Dari filosofi Ki Hajar kita belajar bagaimana seorang pendidik berperan sebagai penuntun yang menuntun kodrat siswa untuk mencapai kebahagiaan dan keselamatan. Dalam mewujudkan kebahagiaan dan keselamatan, tentunya sebagai pendidik harus menjalankan perannya dengan baik dan menanamkan nilai-nilai luhur dalam menjalankan perannya tersebut.
Seperti halnya siswa yang memiliki kodratnya masing-masing, seorang pendidik tentunya telah memiliki nilai dan peran dalam dirinya masing-masing. Namun, apakah nilai dan peran tersebut telah sesuai dengan nilai dan peran yang dimiliki oleh seorang Guru Penggerak? Sudah saatnya kita sebagai pendidik bertransformasi menjadi Guru Penggerak. Jika nilai dan peran Guru Penggerak telah terimplementasikan dalam diri setiap pendidik maka akan terbentuk pribadi yang mampu mewujudkan merdeka belajar.
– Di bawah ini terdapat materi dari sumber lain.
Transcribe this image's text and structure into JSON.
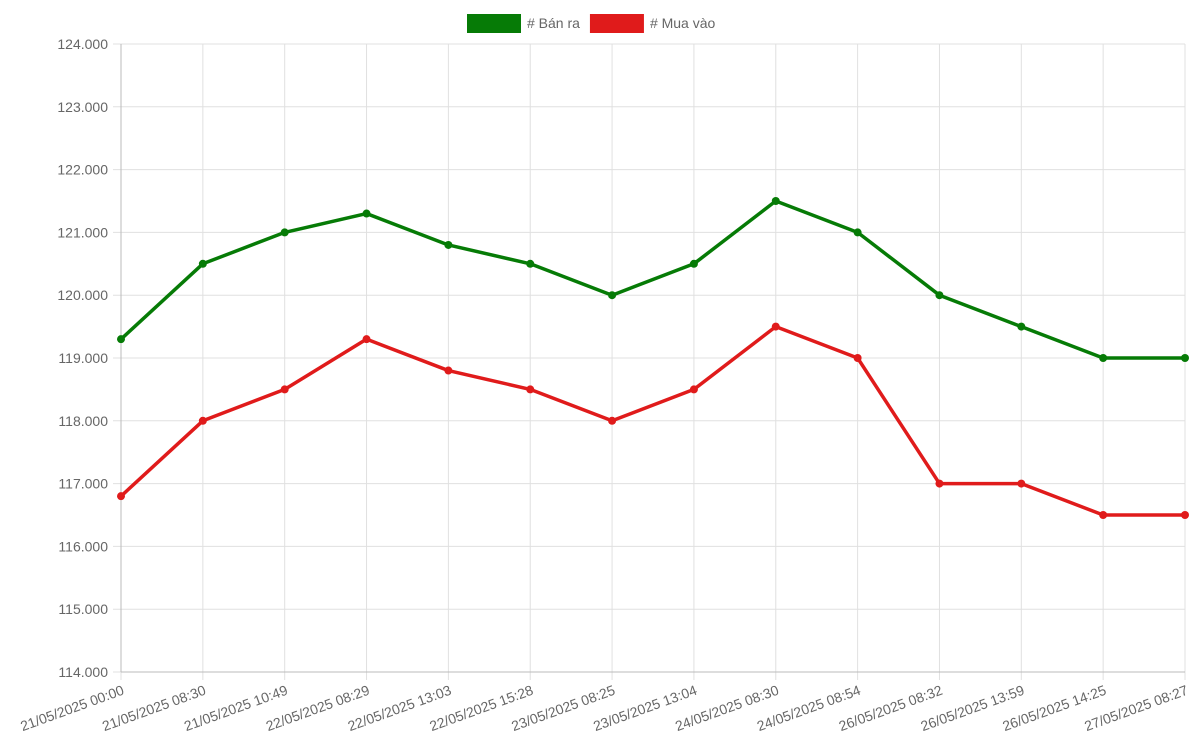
{
  "chart_data": {
    "type": "line",
    "categories": [
      "21/05/2025 00:00",
      "21/05/2025 08:30",
      "21/05/2025 10:49",
      "22/05/2025 08:29",
      "22/05/2025 13:03",
      "22/05/2025 15:28",
      "23/05/2025 08:25",
      "23/05/2025 13:04",
      "24/05/2025 08:30",
      "24/05/2025 08:54",
      "26/05/2025 08:32",
      "26/05/2025 13:59",
      "26/05/2025 14:25",
      "27/05/2025 08:27"
    ],
    "series": [
      {
        "name": "# Bán ra",
        "color": "#067b06",
        "values": [
          119300,
          120500,
          121000,
          121300,
          120800,
          120500,
          120000,
          120500,
          121500,
          121000,
          120000,
          119500,
          119000,
          119000
        ]
      },
      {
        "name": "# Mua vào",
        "color": "#e01b1b",
        "values": [
          116800,
          118000,
          118500,
          119300,
          118800,
          118500,
          118000,
          118500,
          119500,
          119000,
          117000,
          117000,
          116500,
          116500
        ]
      }
    ],
    "ylim": [
      114000,
      124000
    ],
    "yticks": [
      {
        "value": 114000,
        "label": "114.000"
      },
      {
        "value": 115000,
        "label": "115.000"
      },
      {
        "value": 116000,
        "label": "116.000"
      },
      {
        "value": 117000,
        "label": "117.000"
      },
      {
        "value": 118000,
        "label": "118.000"
      },
      {
        "value": 119000,
        "label": "119.000"
      },
      {
        "value": 120000,
        "label": "120.000"
      },
      {
        "value": 121000,
        "label": "121.000"
      },
      {
        "value": 122000,
        "label": "122.000"
      },
      {
        "value": 123000,
        "label": "123.000"
      },
      {
        "value": 124000,
        "label": "124.000"
      }
    ],
    "grid": true,
    "legend": "top"
  }
}
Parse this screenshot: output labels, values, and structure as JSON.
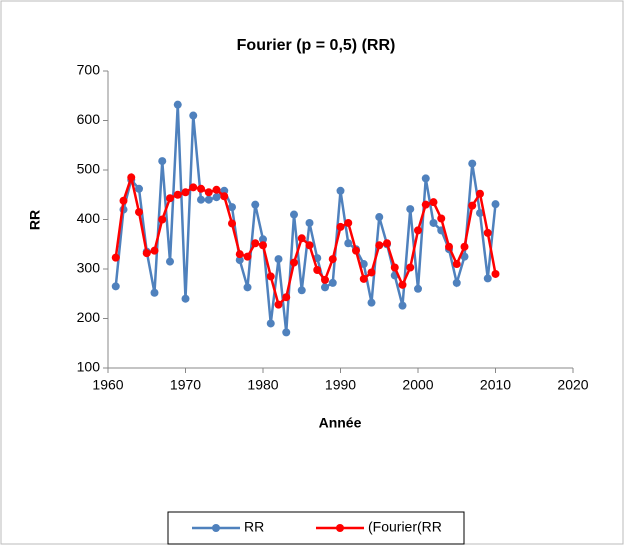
{
  "chart_data": {
    "type": "line",
    "title": "Fourier (p  = 0,5) (RR)",
    "x_label": "Année",
    "y_label": "RR",
    "x": [
      1961,
      1962,
      1963,
      1964,
      1965,
      1966,
      1967,
      1968,
      1969,
      1970,
      1971,
      1972,
      1973,
      1974,
      1975,
      1976,
      1977,
      1978,
      1979,
      1980,
      1981,
      1982,
      1983,
      1984,
      1985,
      1986,
      1987,
      1988,
      1989,
      1990,
      1991,
      1992,
      1993,
      1994,
      1995,
      1996,
      1997,
      1998,
      1999,
      2000,
      2001,
      2002,
      2003,
      2004,
      2005,
      2006,
      2007,
      2008,
      2009,
      2010
    ],
    "series": [
      {
        "name": "RR",
        "color": "#4f81bd",
        "values": [
          265,
          420,
          480,
          462,
          335,
          252,
          518,
          315,
          632,
          240,
          610,
          440,
          440,
          445,
          458,
          425,
          318,
          263,
          430,
          360,
          190,
          320,
          172,
          410,
          257,
          393,
          322,
          263,
          272,
          458,
          352,
          340,
          310,
          232,
          405,
          350,
          287,
          226,
          421,
          260,
          483,
          393,
          378,
          340,
          272,
          325,
          513,
          413,
          281,
          431
        ]
      },
      {
        "name": "(Fourier(RR",
        "color": "#ff0000",
        "values": [
          323,
          438,
          485,
          415,
          332,
          337,
          400,
          443,
          450,
          455,
          465,
          462,
          455,
          460,
          447,
          392,
          330,
          325,
          352,
          348,
          285,
          228,
          243,
          313,
          362,
          348,
          298,
          278,
          320,
          385,
          393,
          337,
          280,
          293,
          348,
          352,
          303,
          268,
          303,
          378,
          430,
          435,
          402,
          345,
          310,
          345,
          428,
          452,
          373,
          290
        ]
      }
    ],
    "xlim": [
      1960,
      2020
    ],
    "xticks": [
      1960,
      1970,
      1980,
      1990,
      2000,
      2010,
      2020
    ],
    "ylim": [
      100,
      700
    ],
    "yticks": [
      100,
      200,
      300,
      400,
      500,
      600,
      700
    ],
    "legend": "bottom"
  }
}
Nilai Guru Penggerak merupakan pintu masuk sebuah perubahan. sedangkan peran Guru Penggerak adalah rumah sebagai wadah pembenahan dalam mengimplementasikan perubahan tersebut. Nilai dan peran Guru Penggerak telah mengakomodir pemikiran dari Ki Hajar Dewantara.
Nilai Guru Penggerak meliputi:
- Mandiri, Tidak bergantung pada orang lain, bisa menyelesaikan tugas-tugasnya dengan baik.
- Reflektif, Melakukan refleksi terhadap praktik mengajar, mengevaluasi kelebihan dan kekurangan dalam mengajar, meminta umpan balik dari guru dan murid.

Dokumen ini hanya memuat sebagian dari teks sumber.